E esse alguém, em face desse prestígio, pode ser um aliado na campanha, mas um incômodo após a posse.

Alckmin buscou um empresário de renome, Josué Alencar, filho do ex-vice de Lula, José Alencar, mas este – quer por ter testemunhado o mandato do pai, quer por ter mais o que fazer – recusou. Já havia recusado também convite de Ciro Gomes (aí provavelmente em legítima defesa).

A busca de Alckmin prossegue, mas o arco de alianças em que se meteu – o Centrão – não lhe facilita a vida. Muitos querem a vaga, embora alguns ofereçam o risco de, uma vez empossado, a ocuparem desde a cadeia. Waldemar Costa Neto, por exemplo.

Bolsonaro quis o senador Magno Malta, evangélico, de grande prestígio em seu meio. Mas Malta está no partido de Waldemar, o PR, que, para cedê-lo, queria um pedaço da República.
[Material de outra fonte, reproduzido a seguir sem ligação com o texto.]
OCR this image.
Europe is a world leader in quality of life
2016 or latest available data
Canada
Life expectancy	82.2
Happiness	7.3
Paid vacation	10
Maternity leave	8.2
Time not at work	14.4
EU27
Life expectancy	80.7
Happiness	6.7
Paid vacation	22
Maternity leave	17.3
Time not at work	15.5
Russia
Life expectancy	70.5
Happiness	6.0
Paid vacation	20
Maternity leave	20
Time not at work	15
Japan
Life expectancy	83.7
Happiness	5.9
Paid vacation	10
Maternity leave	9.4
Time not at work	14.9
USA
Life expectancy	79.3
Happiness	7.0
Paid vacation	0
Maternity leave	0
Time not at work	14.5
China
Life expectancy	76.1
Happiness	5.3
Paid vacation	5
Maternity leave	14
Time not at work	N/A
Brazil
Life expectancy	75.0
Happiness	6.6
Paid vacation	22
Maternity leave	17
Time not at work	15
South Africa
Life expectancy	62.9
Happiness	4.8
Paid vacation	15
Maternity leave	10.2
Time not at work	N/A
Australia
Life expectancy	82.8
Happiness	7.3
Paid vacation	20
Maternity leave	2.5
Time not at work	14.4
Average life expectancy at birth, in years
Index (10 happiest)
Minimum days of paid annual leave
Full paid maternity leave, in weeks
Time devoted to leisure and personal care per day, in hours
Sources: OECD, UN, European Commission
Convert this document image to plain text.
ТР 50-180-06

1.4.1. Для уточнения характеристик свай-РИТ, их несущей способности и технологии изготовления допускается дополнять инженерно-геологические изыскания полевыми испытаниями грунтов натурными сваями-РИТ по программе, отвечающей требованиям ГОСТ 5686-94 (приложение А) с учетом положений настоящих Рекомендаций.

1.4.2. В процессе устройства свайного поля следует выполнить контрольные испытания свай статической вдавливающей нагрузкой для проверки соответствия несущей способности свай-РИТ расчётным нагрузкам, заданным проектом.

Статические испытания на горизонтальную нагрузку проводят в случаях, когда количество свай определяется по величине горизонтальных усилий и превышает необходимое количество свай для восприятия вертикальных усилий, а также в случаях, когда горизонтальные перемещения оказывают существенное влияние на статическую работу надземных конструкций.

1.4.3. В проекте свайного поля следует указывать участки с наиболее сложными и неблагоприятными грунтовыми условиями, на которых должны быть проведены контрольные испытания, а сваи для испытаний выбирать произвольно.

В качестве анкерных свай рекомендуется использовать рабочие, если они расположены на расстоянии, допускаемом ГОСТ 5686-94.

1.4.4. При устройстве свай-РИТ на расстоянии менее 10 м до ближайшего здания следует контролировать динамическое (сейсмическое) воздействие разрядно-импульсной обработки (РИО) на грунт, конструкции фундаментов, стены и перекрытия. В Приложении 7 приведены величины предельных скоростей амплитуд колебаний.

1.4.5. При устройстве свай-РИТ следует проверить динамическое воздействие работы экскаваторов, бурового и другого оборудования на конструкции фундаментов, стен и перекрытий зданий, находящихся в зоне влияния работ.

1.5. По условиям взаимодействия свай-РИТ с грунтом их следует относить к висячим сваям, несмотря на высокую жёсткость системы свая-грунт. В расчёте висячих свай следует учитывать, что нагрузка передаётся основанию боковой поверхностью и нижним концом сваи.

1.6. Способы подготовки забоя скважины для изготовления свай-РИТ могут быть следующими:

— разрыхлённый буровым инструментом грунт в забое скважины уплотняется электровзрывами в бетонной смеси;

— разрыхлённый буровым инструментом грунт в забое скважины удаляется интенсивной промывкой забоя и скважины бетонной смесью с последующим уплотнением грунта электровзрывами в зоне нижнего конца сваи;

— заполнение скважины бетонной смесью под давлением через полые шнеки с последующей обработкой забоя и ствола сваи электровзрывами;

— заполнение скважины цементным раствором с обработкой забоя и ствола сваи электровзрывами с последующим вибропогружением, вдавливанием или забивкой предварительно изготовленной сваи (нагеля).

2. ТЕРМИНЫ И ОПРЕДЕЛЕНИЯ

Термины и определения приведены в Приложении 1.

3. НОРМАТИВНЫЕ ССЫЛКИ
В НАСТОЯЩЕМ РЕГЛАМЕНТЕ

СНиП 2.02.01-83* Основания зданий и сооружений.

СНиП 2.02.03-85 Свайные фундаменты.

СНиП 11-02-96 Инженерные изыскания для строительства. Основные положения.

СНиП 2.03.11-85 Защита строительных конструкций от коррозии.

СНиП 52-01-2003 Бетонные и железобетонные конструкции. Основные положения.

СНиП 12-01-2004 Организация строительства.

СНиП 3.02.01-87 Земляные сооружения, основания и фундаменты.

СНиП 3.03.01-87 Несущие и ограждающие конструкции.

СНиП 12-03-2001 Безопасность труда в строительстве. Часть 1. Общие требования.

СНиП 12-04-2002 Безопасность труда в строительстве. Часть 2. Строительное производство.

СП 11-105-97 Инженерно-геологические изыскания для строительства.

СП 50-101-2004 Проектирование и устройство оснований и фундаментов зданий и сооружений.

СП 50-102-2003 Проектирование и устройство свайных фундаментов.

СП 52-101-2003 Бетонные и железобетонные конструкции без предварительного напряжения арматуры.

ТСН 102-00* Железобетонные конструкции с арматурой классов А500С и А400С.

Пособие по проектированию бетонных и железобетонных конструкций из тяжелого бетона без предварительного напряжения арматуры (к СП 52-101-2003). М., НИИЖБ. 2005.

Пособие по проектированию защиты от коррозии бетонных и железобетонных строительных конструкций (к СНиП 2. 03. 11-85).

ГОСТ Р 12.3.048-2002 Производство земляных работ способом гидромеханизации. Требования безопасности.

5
Tentou então o general Augusto Heleno, de grande prestígio no meio militar e seu consultor informal. Mas o partido a que o general se filiou, o PRP, vetou a parceria, alegando que precisa de quadros no Congresso. Bolsonaro procurou então uma mulher, a advogada Janaína Pascoal, uma das mentoras do impeachment de Dilma.

Mas Janaína, em plena convenção do PSL, optou por relacionar as divergências com o titular, esquecendo-se de mencionar as convergências. Resultado: causou grande desconforto e pôs o convite na marca do pênalti. Bolsonaro definirá o imbróglio na terça-feira, numa conversa com ela, que se prenuncia tensa.

Fala-se na alternativa de chamar para o posto um herdeiro da Casa Imperial, o príncipe (e cientista social) dom Luís Felipe de Orleans e Bragança, filiado ao PSL e candidato à Câmara Federal.

Concretamente, porém, a campanha empacou nos vices. Espera-se que, após a posse, não se repita a tradição – recente e remota – de colocar em campo o regra três.